With all of Irons’ recent success, Rock does not attribute it to his large frame or impressive strength, but the fearless attitude he brings to each and every competition. 

“Quite frankly, he’s not scared to be great,” Rock said. “There is a lot of pressure and the fear of failure, but he’s not afraid of that stuff.” 

Iron’s brings much more to the team than his outstanding achievements. As he and his teammates continue to build on a successful season, the junior track star leads by example with his work ethic and determination, motivating those alongside him. 

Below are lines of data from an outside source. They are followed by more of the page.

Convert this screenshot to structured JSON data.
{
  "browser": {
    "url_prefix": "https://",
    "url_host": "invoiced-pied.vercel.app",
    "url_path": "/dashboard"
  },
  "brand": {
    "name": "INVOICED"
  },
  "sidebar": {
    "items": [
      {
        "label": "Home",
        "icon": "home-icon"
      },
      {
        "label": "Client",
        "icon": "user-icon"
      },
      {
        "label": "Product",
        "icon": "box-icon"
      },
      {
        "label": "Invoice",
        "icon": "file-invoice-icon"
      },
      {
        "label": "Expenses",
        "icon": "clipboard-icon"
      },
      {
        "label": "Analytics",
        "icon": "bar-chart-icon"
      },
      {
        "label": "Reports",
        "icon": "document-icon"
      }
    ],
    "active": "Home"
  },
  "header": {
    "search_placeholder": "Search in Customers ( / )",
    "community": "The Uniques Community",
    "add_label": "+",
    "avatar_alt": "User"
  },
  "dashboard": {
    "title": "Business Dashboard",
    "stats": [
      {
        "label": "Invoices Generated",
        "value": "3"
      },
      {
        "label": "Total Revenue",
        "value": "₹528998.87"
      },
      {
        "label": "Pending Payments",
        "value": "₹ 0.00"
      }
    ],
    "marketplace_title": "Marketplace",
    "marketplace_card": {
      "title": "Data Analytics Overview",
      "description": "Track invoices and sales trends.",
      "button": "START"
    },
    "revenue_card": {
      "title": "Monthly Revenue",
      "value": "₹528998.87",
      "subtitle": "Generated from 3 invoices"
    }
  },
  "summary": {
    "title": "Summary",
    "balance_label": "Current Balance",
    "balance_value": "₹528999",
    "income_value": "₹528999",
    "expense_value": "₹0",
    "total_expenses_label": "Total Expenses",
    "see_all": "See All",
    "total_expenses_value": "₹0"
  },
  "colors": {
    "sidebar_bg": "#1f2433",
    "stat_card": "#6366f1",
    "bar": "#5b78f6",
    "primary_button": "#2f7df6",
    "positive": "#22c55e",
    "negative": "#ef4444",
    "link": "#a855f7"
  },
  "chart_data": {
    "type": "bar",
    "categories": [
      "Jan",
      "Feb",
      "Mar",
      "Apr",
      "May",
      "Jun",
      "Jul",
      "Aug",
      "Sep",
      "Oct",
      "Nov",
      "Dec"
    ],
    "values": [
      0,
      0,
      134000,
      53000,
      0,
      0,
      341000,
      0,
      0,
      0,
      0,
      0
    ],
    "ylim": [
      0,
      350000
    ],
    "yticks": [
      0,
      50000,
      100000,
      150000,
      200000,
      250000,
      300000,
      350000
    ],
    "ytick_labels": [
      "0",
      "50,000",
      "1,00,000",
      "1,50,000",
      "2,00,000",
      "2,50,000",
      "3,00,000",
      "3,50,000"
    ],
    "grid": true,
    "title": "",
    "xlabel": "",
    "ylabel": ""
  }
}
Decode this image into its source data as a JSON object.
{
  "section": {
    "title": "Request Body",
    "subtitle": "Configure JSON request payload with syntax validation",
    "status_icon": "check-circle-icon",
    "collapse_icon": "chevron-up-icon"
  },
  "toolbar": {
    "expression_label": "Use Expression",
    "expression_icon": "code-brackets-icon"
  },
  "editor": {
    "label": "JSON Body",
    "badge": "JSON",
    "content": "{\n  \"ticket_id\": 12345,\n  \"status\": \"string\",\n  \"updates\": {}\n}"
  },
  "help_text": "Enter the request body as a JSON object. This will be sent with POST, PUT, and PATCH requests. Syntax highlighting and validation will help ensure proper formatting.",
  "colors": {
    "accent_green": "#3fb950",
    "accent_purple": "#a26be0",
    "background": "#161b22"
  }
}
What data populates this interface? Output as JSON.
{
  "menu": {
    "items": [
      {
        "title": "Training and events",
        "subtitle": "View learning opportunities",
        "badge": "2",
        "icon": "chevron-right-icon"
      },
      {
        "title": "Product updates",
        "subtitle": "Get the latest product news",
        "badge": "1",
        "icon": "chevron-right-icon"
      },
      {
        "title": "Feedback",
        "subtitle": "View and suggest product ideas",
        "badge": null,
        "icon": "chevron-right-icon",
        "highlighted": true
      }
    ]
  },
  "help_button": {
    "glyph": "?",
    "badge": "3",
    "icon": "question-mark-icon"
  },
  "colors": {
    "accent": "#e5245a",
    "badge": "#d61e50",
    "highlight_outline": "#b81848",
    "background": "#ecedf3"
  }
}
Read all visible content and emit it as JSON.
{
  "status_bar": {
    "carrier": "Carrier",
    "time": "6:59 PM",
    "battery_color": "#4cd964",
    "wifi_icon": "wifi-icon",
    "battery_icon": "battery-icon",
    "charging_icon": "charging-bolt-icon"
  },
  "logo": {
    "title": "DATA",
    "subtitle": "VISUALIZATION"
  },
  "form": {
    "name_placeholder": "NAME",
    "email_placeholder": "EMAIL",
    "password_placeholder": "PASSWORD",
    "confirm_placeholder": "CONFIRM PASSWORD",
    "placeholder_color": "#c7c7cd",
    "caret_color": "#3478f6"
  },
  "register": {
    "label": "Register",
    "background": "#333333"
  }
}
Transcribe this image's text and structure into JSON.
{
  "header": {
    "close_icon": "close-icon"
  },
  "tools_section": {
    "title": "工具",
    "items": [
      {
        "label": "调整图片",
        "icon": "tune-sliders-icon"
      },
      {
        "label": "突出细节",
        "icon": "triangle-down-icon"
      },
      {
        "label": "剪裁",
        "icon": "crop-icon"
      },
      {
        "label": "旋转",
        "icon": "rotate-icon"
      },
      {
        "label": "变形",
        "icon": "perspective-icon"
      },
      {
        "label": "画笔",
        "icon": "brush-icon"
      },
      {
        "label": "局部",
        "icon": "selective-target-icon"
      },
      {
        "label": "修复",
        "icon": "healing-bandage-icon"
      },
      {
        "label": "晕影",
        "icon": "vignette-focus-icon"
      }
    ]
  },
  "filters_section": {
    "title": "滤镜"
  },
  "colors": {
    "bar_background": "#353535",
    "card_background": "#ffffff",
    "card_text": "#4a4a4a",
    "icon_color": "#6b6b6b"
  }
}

“If it wasn’t for him, I wouldn’t be as good as I am now,” fellow thrower and Bethel senior Odera Onwualu said. “He’s helped me so much over the last couple years with my form and just having someone to compete against.” 

With the loss of his mother still fresh in his mind, Irons has been able to inspire his team through the non-traditional, pandemic-affected track season by opening up about the hardship and reality of pressing on while still grieving. 

“He shared a devotion with our team last year and he really was vulnerable with the team,” Rock said. “That was a powerful moment for Gabe and a powerful moment for our team. I think we all grew a lot that day.” 

As Bethel track and field enters the latter part of its season, Irons looks to build on the successful performances he has put together thus far. He is currently ranked fifth in NCAA Division III men’s track and field for discus throw and 15th in men’s hammer throw. With the support of both teammates and coaches, Irons is ruthlessly chasing his goal of becoming a national champion. He says one of his greatest motivations is his mother’s spirit.

“I always draw motivation from the competition in general, and that part doesn’t change,” Irons said. “But I know now that she is at every single event and is watching down from heaven, and I have to compete for her through that.”